Par un mémoire en défense, enregistré le 25 juillet 2023, la commune de Couffé, représentée par Me Rouhaud, conclut au rejet de la requête et à ce que la somme de 3 000 euros soit mise à la charge de M. et Mme A... au titre de l'article L. 761-1 du code de justice administrative.

Elle soutient que les moyens soulevés par M. et Mme A... ne sont pas fondés.

Vu les autres pièces du dossier.

Vu :

- le code de l'urbanisme ;

- le code de justice administrative.

Les parties ont été régulièrement averties du jour de l'audience.

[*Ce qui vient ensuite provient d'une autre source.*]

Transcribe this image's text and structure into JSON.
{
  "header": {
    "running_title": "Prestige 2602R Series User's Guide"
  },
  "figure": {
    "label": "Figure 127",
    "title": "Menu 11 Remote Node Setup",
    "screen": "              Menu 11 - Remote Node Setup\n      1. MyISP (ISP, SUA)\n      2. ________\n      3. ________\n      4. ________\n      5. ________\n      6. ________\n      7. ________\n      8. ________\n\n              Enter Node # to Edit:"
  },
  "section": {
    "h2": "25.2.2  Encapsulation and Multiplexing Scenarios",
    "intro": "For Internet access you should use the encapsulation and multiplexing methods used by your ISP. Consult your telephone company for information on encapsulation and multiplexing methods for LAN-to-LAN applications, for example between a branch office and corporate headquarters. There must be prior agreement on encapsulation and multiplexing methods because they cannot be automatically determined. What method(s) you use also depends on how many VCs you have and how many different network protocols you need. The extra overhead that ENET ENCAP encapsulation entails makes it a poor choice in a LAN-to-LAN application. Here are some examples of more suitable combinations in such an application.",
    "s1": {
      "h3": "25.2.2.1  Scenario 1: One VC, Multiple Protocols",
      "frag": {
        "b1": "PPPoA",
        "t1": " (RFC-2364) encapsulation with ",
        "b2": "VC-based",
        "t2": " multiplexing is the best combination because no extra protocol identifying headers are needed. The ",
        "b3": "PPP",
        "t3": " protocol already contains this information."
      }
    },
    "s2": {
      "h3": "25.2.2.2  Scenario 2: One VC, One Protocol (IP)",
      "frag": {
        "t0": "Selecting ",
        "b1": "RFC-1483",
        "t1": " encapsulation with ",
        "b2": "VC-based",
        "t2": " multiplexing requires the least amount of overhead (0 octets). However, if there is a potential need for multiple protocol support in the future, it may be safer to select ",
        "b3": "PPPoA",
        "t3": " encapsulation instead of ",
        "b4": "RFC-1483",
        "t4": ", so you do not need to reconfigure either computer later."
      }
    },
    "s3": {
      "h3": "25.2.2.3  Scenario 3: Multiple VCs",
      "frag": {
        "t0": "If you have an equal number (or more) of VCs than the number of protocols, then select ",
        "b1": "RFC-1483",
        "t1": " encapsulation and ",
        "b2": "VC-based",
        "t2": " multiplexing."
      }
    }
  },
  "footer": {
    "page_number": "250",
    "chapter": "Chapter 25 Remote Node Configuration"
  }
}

Ont été entendus au cours de l'audience publique :

- le rapport de Mme Montes-Derouet,

- les conclusions de M. Bréchot, rapporteur public,

- et les observations de Me Noury, substituant Me Viaud, pour M. et Mme A... et D..., substituant Me Rouhaud, pour la commune de Couffé.

Considérant ce qui suit :

1. Par une délibération du 16 juillet 2015, le conseil municipal de Couffé (Loire-Atlantique) a prescrit la révision générale du plan local d'urbanisme communal. Par une délibération du

6 décembre 2018, le conseil municipal a arrêté le projet de plan local d'urbanisme. Par une délibération du 5 décembre 2019, la commune de Couffé a approuvé la révision générale du plan local d'urbanisme. Par un jugement du 18 octobre 2022, dont relèvent appel M. et Mme A..., le tribunal administratif de Nantes a rejeté leur demande tendant à l'annulation de la délibération du 5 décembre 2019 en tant qu'elle procède au classement en zone A de la parcelle cadastrée à la section ZX n°150 dont ils sont propriétaires ainsi que de celle de la décision du 6 mai 2020 par laquelle le maire a rejeté leur recours gracieux.

Sur le bien-fondé du jugement attaqué :

2. En premier lieu, en vertu de l'article L.142-1 du code de l'urbanisme, dans sa rédaction applicable au litige, les plans locaux d'urbanisme doivent être compatibles avec les schémas de cohérence territoriale. Aux termes de l'article L. 141-5 du même code, dans sa rédaction applicable au litige : " Dans le respect des orientations définies par le projet d'aménagement et de développement durables, le document d'orientation et d'objectifs détermine :/ 1° Les orientations générales de l'organisation de l'espace et les grands équilibres entre les espaces urbains et à urbaniser et les espaces ruraux, naturels, agricoles et forestiers ;/ 2° Les conditions d'un développement urbain maîtrisé et les principes de restructuration des espaces urbanisés, de revitalisation des centres urbains et ruraux, de mise en valeur des entrées de ville, de valorisation des paysages et de prévention des risques ;/ 3° Les conditions d'un développement équilibré dans l'espace rural entre l'habitat, l'activité économique et artisanale, et la préservation des sites naturels, agricoles et forestiers. /Il assure la cohérence d'ensemble des orientations arrêtées dans ces différents domaines ". Aux termes de l'article L. 141-9 du même code, dans sa rédaction applicable au litige : " Pour la réalisation des objectifs définis à l'article L. 141-5, le document d'orientation et d'objectifs peut, en fonction des circonstances locales, imposer préalablement à toute ouverture à l'urbanisation d'un secteur nouveau : / 1° L'utilisation de terrains situés en zone urbanisée et desservis par les équipements mentionnés à l'article L. 111-11 (...) ".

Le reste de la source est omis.